On the 80th anniversary of the sinking of HMS Urge, President of Malta George Vella, together with British High Commissioner Katherine Ward, unveiled a monument commemorating the death of its crew while on duty.
During a commemorative event at Fort St Elmo, President Vella stated that the servicemen who lost their lives in HMS Urge underwent the extreme sacrifice to fulfil their oaths of allegiance to the military and naval responsibilities they subscribed to on joining the service.
The President said that, “As a country, whose defence these brave young men were determined to uphold, we think it is more than fit and proper that we set up this memorial for their memory, so they not be forgotten.” President Vella also said that it is now known where the submarine lies – which was lost on the 27th of April 1942, and as well as the names of all the brave young men who lie in this watery grave.
President Vella saluted the memory of the crew of HMS Urge and, through them, also the memory of the many others that lie in their as yet unmarked watery graves, somewhere on the bottom of the sea, where they gave their lives so that we could live.
British High Commissioner Katherine Ward stated that this commemoration highlights the strong and enduring links between the United Kingdom and Malta. Whilst expressing her hope that the monument will forever bear testimony to the crew, she stated that the sacrifices of these men, along with so many others, should remind us not just of the tragedy of war but of the value of freedom, and the triumph of peace.

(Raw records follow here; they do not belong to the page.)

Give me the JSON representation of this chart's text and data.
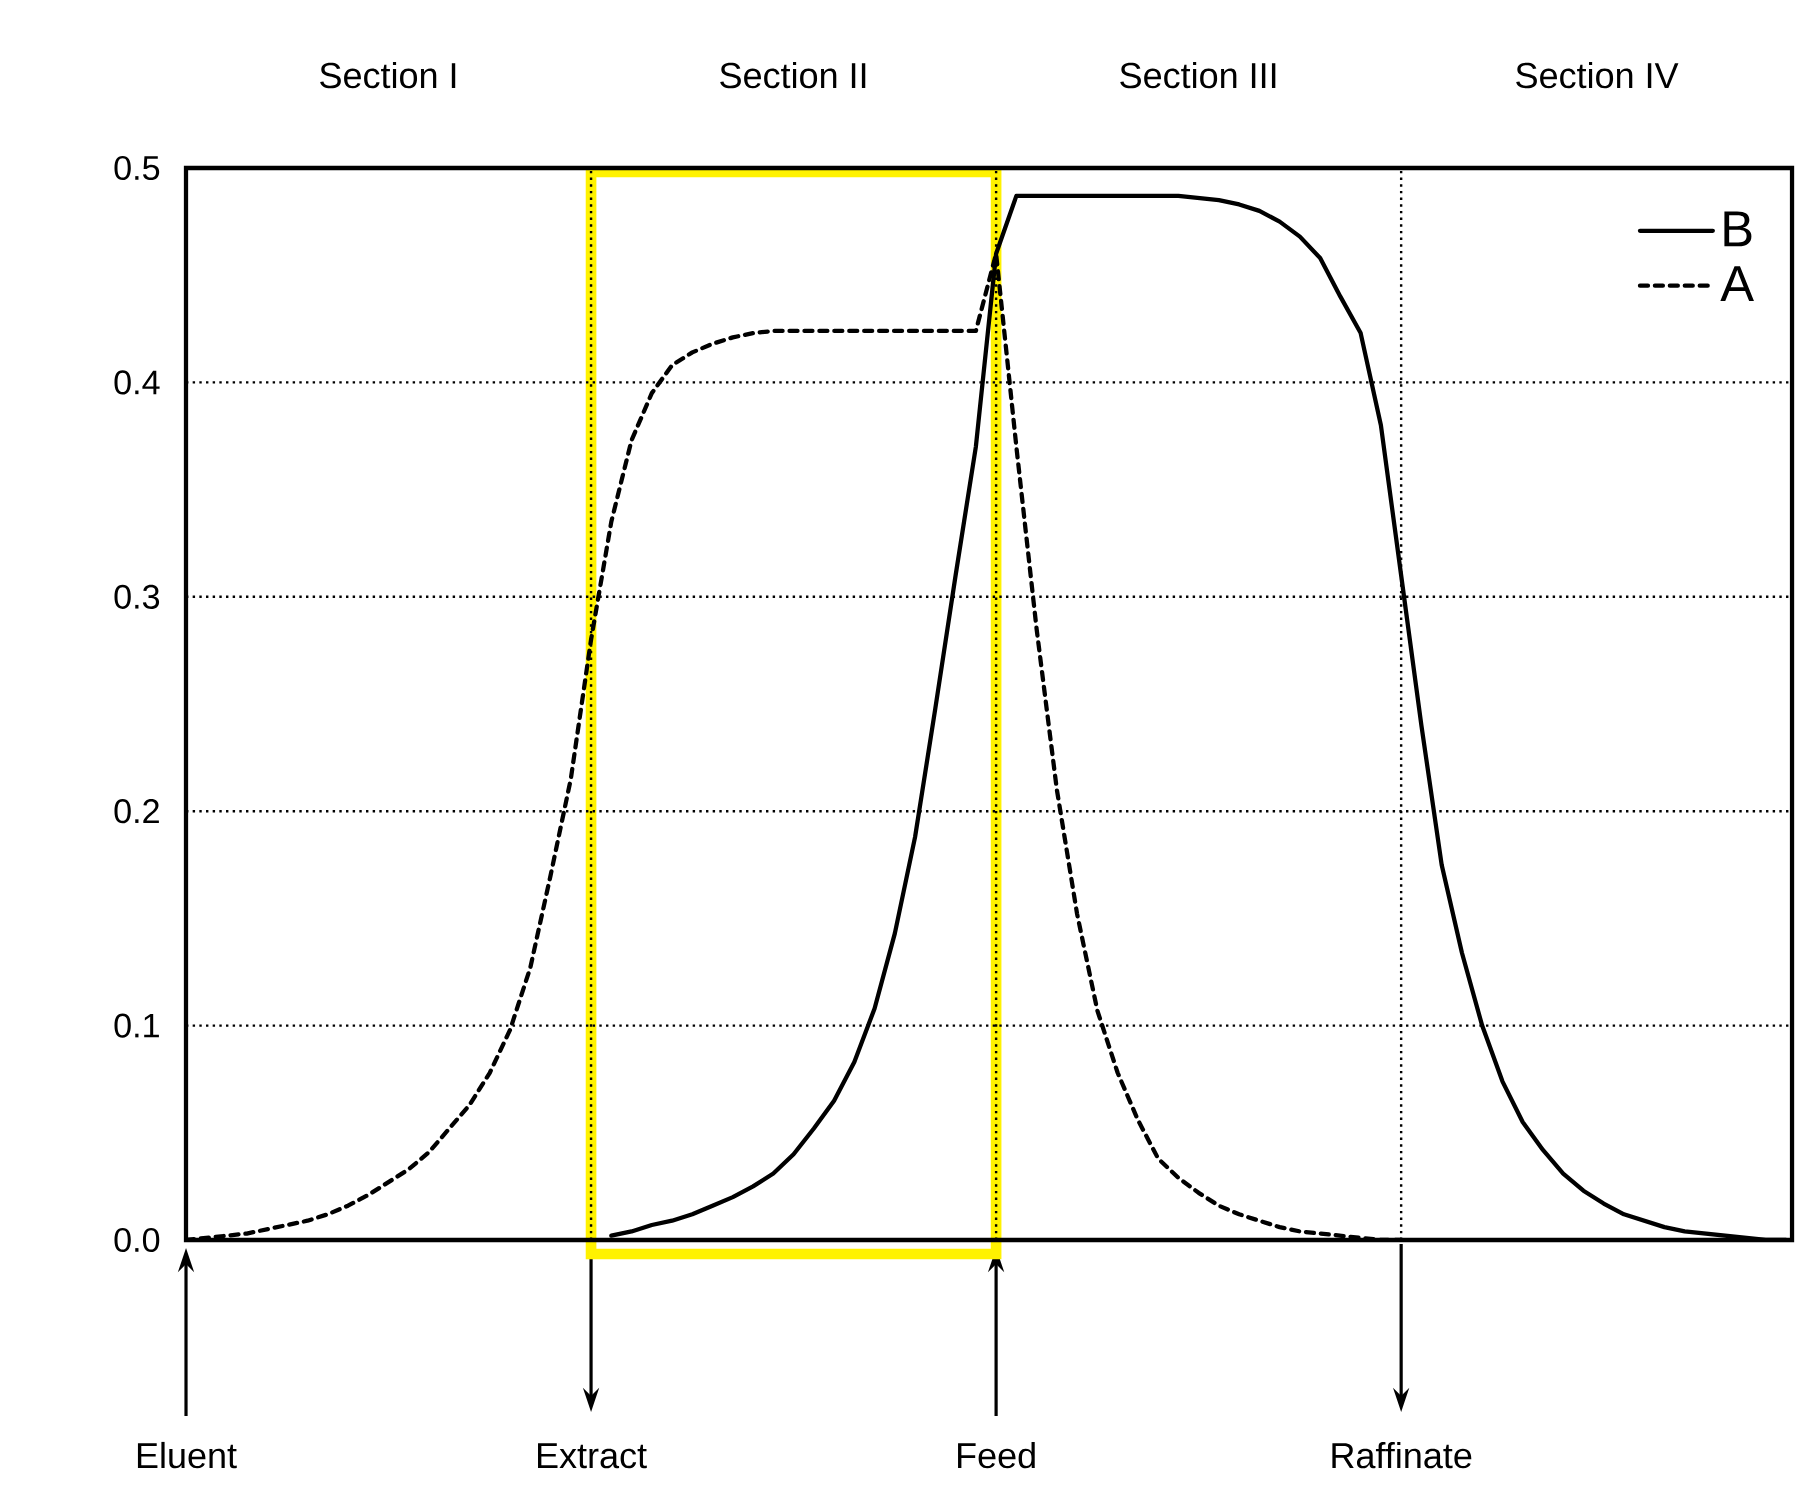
{
  "chart_data": {
    "type": "line",
    "categories": [
      null,
      null,
      null,
      null,
      null,
      null,
      null,
      null,
      null,
      null,
      null,
      null,
      null,
      null,
      null,
      null,
      null,
      null,
      null,
      null,
      null,
      null,
      null,
      null,
      null,
      null,
      null,
      null,
      null,
      null,
      null,
      null,
      null,
      null,
      null,
      null,
      null,
      null,
      null,
      null,
      null,
      null,
      null,
      null,
      null,
      null,
      null,
      null,
      null,
      null,
      null,
      null,
      null,
      null,
      null,
      null,
      null,
      null,
      null,
      null,
      null,
      null,
      null,
      null,
      null,
      null,
      null,
      null,
      null,
      null,
      null,
      null,
      null,
      null,
      null,
      null,
      null,
      null,
      null,
      null
    ],
    "series": [
      {
        "name": "B",
        "color": "#000000",
        "line_style": "solid",
        "values": [
          null,
          null,
          null,
          null,
          null,
          null,
          null,
          null,
          null,
          null,
          null,
          null,
          null,
          null,
          null,
          null,
          null,
          null,
          null,
          null,
          null,
          0.002,
          0.004,
          0.007,
          0.009,
          0.012,
          0.016,
          0.02,
          0.025,
          0.031,
          0.04,
          0.052,
          0.065,
          0.083,
          0.108,
          0.143,
          0.188,
          0.248,
          0.31,
          0.37,
          0.46,
          0.487,
          0.487,
          0.487,
          0.487,
          0.487,
          0.487,
          0.487,
          0.487,
          0.487,
          0.486,
          0.485,
          0.483,
          0.48,
          0.475,
          0.468,
          0.458,
          0.44,
          0.423,
          0.38,
          0.31,
          0.24,
          0.175,
          0.134,
          0.1,
          0.074,
          0.055,
          0.042,
          0.031,
          0.023,
          0.017,
          0.012,
          0.009,
          0.006,
          0.004,
          0.003,
          0.002,
          0.001,
          0,
          0
        ]
      },
      {
        "name": "A",
        "color": "#000000",
        "line_style": "dashed",
        "values": [
          0,
          0.001,
          0.002,
          0.003,
          0.005,
          0.007,
          0.009,
          0.012,
          0.016,
          0.021,
          0.027,
          0.033,
          0.041,
          0.052,
          0.063,
          0.078,
          0.098,
          0.127,
          0.17,
          0.215,
          0.28,
          0.335,
          0.373,
          0.395,
          0.408,
          0.414,
          0.418,
          0.421,
          0.423,
          0.424,
          0.424,
          0.424,
          0.424,
          0.424,
          0.424,
          0.424,
          0.424,
          0.424,
          0.424,
          0.424,
          0.46,
          0.37,
          0.285,
          0.21,
          0.152,
          0.107,
          0.078,
          0.056,
          0.038,
          0.029,
          0.022,
          0.016,
          0.012,
          0.009,
          0.006,
          0.004,
          0.003,
          0.002,
          0.001,
          0,
          0,
          null,
          null,
          null,
          null,
          null,
          null,
          null,
          null,
          null,
          null,
          null,
          null,
          null,
          null,
          null,
          null,
          null,
          null,
          null
        ]
      }
    ],
    "ylim": [
      0,
      0.5
    ],
    "yticks": [
      {
        "value": 0,
        "label": "0.0"
      },
      0.1,
      0.2,
      0.3,
      0.4,
      0.5
    ],
    "tick_labels": "y",
    "grid": true,
    "legend": "top right",
    "annotations": [
      "Section I",
      "Section II",
      "Section III",
      "Section IV",
      "Eluent",
      "Extract",
      "Feed",
      "Raffinate"
    ]
  }
}
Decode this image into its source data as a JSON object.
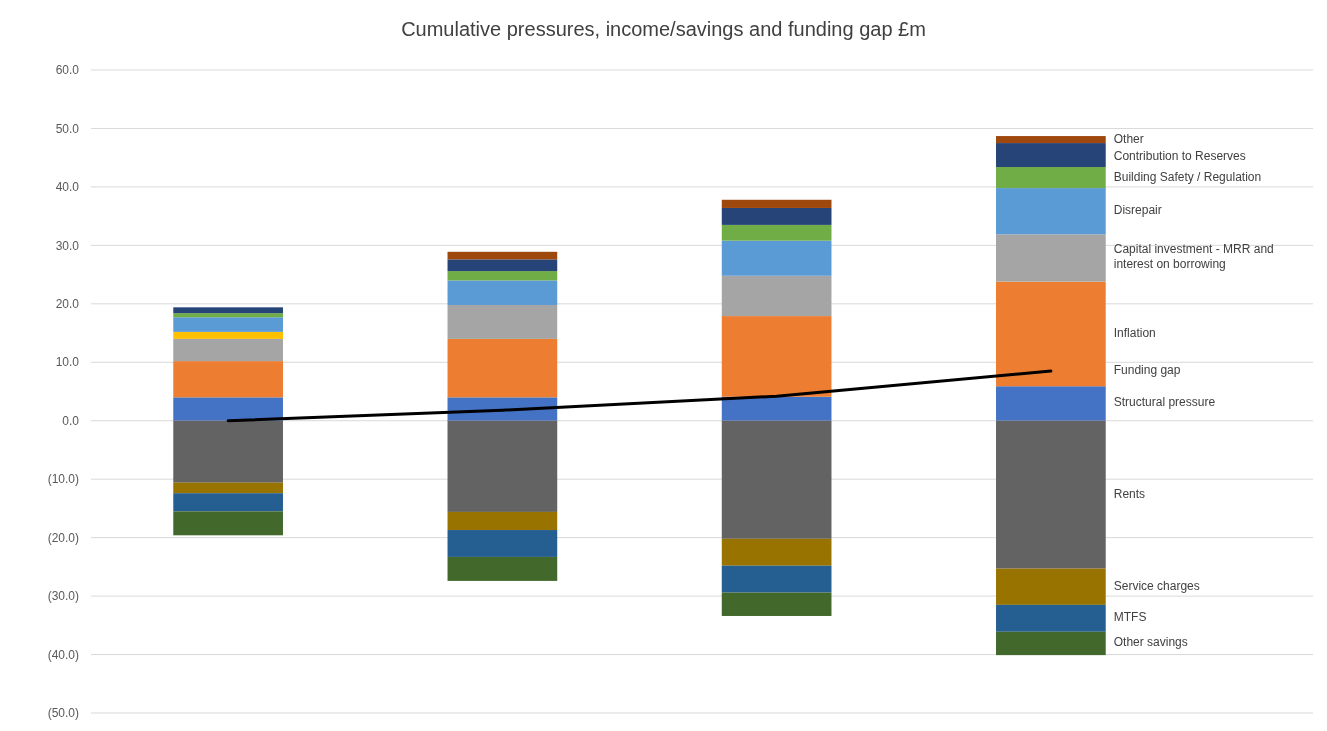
{
  "chart_data": {
    "type": "bar",
    "title": "Cumulative pressures, income/savings and funding gap £m",
    "categories": [
      null,
      null,
      null,
      null
    ],
    "stacked": true,
    "grid": "y",
    "ylim": [
      -50,
      60
    ],
    "yticks": [
      {
        "value": -50,
        "label": "(50.0)"
      },
      {
        "value": -40,
        "label": "(40.0)"
      },
      {
        "value": -30,
        "label": "(30.0)"
      },
      {
        "value": -20,
        "label": "(20.0)"
      },
      {
        "value": -10,
        "label": "(10.0)"
      },
      {
        "value": 0,
        "label": "0.0"
      },
      {
        "value": 10,
        "label": "10.0"
      },
      {
        "value": 20,
        "label": "20.0"
      },
      {
        "value": 30,
        "label": "30.0"
      },
      {
        "value": 40,
        "label": "40.0"
      },
      {
        "value": 50,
        "label": "50.0"
      },
      {
        "value": 60,
        "label": "60.0"
      }
    ],
    "series": [
      {
        "name": "Structural pressure",
        "color": "#4472c4",
        "values": [
          4.0,
          4.0,
          4.1,
          5.9
        ]
      },
      {
        "name": "Inflation",
        "color": "#ed7d31",
        "values": [
          6.2,
          10.0,
          13.8,
          17.9
        ]
      },
      {
        "name": "Capital investment - MRR and interest on borrowing",
        "color": "#a5a5a5",
        "values": [
          3.8,
          5.8,
          6.9,
          8.1
        ]
      },
      {
        "color": "#ffc000",
        "values": [
          1.2,
          0,
          0,
          0
        ]
      },
      {
        "name": "Disrepair",
        "color": "#5b9bd5",
        "values": [
          2.5,
          4.2,
          6.0,
          7.9
        ]
      },
      {
        "name": "Building Safety / Regulation",
        "color": "#70ad47",
        "values": [
          0.7,
          1.6,
          2.7,
          3.6
        ]
      },
      {
        "name": "Contribution to Reserves",
        "color": "#264478",
        "values": [
          1.0,
          2.0,
          2.9,
          4.1
        ]
      },
      {
        "name": "Other",
        "color": "#9e480e",
        "values": [
          0,
          1.3,
          1.4,
          1.2
        ]
      },
      {
        "name": "Rents",
        "color": "#636363",
        "values": [
          -10.6,
          -15.6,
          -20.2,
          -25.3
        ]
      },
      {
        "name": "Service charges",
        "color": "#997300",
        "values": [
          -1.8,
          -3.1,
          -4.6,
          -6.2
        ]
      },
      {
        "name": "MTFS",
        "color": "#255e91",
        "values": [
          -3.1,
          -4.6,
          -4.6,
          -4.6
        ]
      },
      {
        "name": "Other savings",
        "color": "#43682b",
        "values": [
          -4.1,
          -4.1,
          -4.0,
          -4.0
        ]
      },
      {
        "name": "Funding gap",
        "type": "line",
        "color": "#000000",
        "values": [
          0.0,
          1.8,
          4.2,
          8.5
        ]
      }
    ]
  }
}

Minister for the National Heritage, the Arts and Local Government Owen Bonnici said that the commemoration of the 80th anniversary of this tragedy is a fitting tribute to the memory of those who lost their lives. “Let us not forget our past, and in doing so, let us honour the efforts of these young men who sacrificed their lives for our nation in the Second World War”, he said.
Anthony Scicluna, Chairman of Heritage Malta, said that the monument will long bear testimony to the selflessness and bravery of HMS Urge’s crew. He said that the unveiling ceremony has presented a unique opportunity to showcase Malta’s historical beauty and well-known hospitality, and expressed hope that such positive outcomes will always stand out in sharp contrast to the bleakness of war.
The wreck of the Royal Navy submarine HMS Urge and the last resting place of its crew were discovered during a remote sensing survey conducted off the coast of Valletta in 2019. A Heritage Malta and University of Malta dive team, led by Professor Timothy Gambin, descended to the seabed two years later and conclusively identified the wreck as HMS Urge.